# JVC Camcorder Record to PC



## dhuggins1952 (Mar 9, 2009)

Just purchases a JVC GZ-HD3U
Was hoping to be able to record directly to the PC from one of the many connection ports on the camera. However, so far I've not been able to figure out how. 

What I find ironic is the software JVC provides (Power Director Express) will capture live video from the built in webcam, but cannot capture video from the JVC Camera.

Purchased Pinnacle's connection box and still the computer will not recognize any signal from the JVC Camcorder.

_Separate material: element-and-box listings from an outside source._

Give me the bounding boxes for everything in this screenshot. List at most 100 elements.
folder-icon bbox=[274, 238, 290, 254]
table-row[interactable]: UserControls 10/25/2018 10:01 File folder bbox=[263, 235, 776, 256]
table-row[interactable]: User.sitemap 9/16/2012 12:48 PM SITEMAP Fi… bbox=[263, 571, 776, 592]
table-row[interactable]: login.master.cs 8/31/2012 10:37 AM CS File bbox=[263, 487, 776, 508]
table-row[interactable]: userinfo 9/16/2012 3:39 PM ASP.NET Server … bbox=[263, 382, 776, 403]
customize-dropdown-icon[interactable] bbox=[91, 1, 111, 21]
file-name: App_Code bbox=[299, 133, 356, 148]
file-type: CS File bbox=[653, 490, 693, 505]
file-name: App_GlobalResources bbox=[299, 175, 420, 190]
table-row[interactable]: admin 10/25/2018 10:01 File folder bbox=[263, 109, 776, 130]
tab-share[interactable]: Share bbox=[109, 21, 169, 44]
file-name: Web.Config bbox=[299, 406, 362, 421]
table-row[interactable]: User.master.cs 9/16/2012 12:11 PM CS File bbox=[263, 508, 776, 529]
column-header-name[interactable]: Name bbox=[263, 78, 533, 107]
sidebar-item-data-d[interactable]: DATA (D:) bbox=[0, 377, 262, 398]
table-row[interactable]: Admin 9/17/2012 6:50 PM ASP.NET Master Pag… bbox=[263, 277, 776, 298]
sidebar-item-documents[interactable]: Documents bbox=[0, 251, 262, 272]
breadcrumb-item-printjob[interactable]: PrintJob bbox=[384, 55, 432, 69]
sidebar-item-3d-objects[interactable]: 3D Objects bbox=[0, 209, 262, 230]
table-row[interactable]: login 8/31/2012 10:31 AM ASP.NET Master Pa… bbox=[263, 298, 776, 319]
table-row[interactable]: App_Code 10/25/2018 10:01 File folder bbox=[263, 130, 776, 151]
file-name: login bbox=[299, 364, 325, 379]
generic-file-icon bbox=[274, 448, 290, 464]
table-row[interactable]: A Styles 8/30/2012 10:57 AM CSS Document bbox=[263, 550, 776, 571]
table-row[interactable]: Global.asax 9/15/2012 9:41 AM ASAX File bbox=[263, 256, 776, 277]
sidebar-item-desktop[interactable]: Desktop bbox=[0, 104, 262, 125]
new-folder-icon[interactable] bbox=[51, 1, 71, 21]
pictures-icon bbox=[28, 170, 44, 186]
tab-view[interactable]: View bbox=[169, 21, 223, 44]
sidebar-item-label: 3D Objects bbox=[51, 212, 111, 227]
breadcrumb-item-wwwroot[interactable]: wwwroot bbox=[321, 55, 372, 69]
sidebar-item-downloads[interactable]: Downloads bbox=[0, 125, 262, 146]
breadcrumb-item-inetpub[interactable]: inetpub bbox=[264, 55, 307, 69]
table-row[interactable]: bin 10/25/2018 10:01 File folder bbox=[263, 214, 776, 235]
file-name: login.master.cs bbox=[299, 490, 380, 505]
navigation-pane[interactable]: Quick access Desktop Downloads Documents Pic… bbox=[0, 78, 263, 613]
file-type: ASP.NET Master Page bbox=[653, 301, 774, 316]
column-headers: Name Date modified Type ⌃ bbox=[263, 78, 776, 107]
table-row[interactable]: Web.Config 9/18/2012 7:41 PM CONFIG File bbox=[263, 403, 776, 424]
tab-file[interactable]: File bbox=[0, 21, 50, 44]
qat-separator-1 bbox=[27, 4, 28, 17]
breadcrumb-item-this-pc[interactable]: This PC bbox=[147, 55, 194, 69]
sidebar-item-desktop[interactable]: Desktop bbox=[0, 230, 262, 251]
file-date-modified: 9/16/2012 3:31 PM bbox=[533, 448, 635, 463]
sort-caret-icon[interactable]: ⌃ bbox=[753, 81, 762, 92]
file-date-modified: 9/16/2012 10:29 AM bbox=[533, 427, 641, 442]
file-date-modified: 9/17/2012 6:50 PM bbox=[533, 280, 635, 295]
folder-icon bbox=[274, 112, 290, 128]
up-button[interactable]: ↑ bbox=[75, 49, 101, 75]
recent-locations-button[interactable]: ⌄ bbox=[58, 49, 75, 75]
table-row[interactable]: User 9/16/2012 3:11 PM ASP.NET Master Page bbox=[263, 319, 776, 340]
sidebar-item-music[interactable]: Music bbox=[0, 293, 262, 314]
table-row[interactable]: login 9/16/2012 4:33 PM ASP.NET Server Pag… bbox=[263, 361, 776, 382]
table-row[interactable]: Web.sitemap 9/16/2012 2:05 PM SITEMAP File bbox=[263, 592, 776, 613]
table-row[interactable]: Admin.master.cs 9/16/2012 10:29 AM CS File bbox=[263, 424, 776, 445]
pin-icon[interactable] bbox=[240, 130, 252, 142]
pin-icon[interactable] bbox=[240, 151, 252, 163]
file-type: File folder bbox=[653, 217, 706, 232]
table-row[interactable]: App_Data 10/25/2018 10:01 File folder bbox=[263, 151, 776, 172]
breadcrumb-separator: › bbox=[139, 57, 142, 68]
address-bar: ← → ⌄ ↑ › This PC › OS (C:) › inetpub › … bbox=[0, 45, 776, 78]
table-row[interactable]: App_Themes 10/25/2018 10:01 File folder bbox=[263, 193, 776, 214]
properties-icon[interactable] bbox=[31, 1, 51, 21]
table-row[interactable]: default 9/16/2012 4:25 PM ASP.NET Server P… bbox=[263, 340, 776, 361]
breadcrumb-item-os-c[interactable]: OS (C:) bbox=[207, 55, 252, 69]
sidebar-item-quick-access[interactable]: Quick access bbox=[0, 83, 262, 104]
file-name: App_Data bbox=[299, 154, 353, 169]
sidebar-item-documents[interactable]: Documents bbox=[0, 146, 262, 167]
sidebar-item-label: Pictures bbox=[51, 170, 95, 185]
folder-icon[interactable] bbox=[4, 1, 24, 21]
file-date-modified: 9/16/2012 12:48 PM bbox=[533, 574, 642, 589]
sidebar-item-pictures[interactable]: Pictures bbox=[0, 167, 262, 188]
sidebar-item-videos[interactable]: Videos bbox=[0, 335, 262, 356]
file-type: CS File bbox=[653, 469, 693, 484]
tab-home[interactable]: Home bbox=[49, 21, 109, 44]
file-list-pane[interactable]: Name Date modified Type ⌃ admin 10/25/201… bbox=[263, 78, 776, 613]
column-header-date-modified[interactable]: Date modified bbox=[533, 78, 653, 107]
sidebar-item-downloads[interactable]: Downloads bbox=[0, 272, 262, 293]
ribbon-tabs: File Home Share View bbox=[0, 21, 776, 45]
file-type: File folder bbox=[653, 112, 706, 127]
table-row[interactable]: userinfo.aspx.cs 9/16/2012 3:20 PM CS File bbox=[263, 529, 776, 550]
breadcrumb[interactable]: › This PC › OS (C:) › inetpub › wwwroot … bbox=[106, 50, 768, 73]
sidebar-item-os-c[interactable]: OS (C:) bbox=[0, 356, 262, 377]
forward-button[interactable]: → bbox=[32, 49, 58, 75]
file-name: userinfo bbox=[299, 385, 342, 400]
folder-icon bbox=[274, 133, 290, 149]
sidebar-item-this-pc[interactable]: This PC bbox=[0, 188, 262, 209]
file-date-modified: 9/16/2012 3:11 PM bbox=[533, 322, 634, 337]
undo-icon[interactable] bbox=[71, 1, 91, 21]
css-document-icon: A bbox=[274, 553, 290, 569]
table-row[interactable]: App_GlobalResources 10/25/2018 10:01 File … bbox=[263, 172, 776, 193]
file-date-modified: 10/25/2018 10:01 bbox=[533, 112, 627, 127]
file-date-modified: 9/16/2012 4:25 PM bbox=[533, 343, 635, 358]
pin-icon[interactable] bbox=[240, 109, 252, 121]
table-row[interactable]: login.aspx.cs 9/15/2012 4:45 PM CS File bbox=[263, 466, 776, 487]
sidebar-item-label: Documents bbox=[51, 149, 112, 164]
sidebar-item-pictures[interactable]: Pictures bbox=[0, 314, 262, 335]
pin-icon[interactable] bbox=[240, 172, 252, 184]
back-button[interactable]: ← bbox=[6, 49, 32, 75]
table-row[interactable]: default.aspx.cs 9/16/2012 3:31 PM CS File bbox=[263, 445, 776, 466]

I love the high quality and wide angle of the camera, just wish I could record directly to my laptop instead of having to download from the camera to the hard drive then convert.

Does anyone know a better way?

Thanks!!


----------



## zuluclayman (Dec 16, 2005)

Why do you need to convert? when you download to your computer/laptop what software do you use to edit or burn to DVD?
I have an earlier JVC camcorder and shoot video, download to comp as .MOD files (just drag and drop or copy and paste from camera drive to comp drive) then edit in Adobe Premiere Elements, though could use Vegas or Cyberlink's Power Director Express.


----------



## dhuggins1952 (Mar 9, 2009)

Thanks for your answer - I am downloading the files from the camera and editing in Sony Vegas 8 Pro. The reasons I want to send directly to a PC or more accurately a laptop is to be able to do live video streaming. If I can't get a "live" feed from the camera I can't do streaming.

I've been told by some people that one cannot do live streaming from a harddrive camera - no firewire connection. I was just hoping someone had a workaround.

DH


----------



## blah789 (Aug 25, 2008)

For you to be able to do any direct streaming/capturing, you'd have to have the camera recognized as a video capture device. This may require a driver, and some companies allow their camcorders/digicams to be used that way, others don't, so check on their website if they have any additional drivers you can download.
If you're trying to capture, may I suggest vidcap32? I wrote a bit about it here
http://www.techsupportforum.com/f10/kodak-dvc325-driver-crash-335304.html#post1918266


----------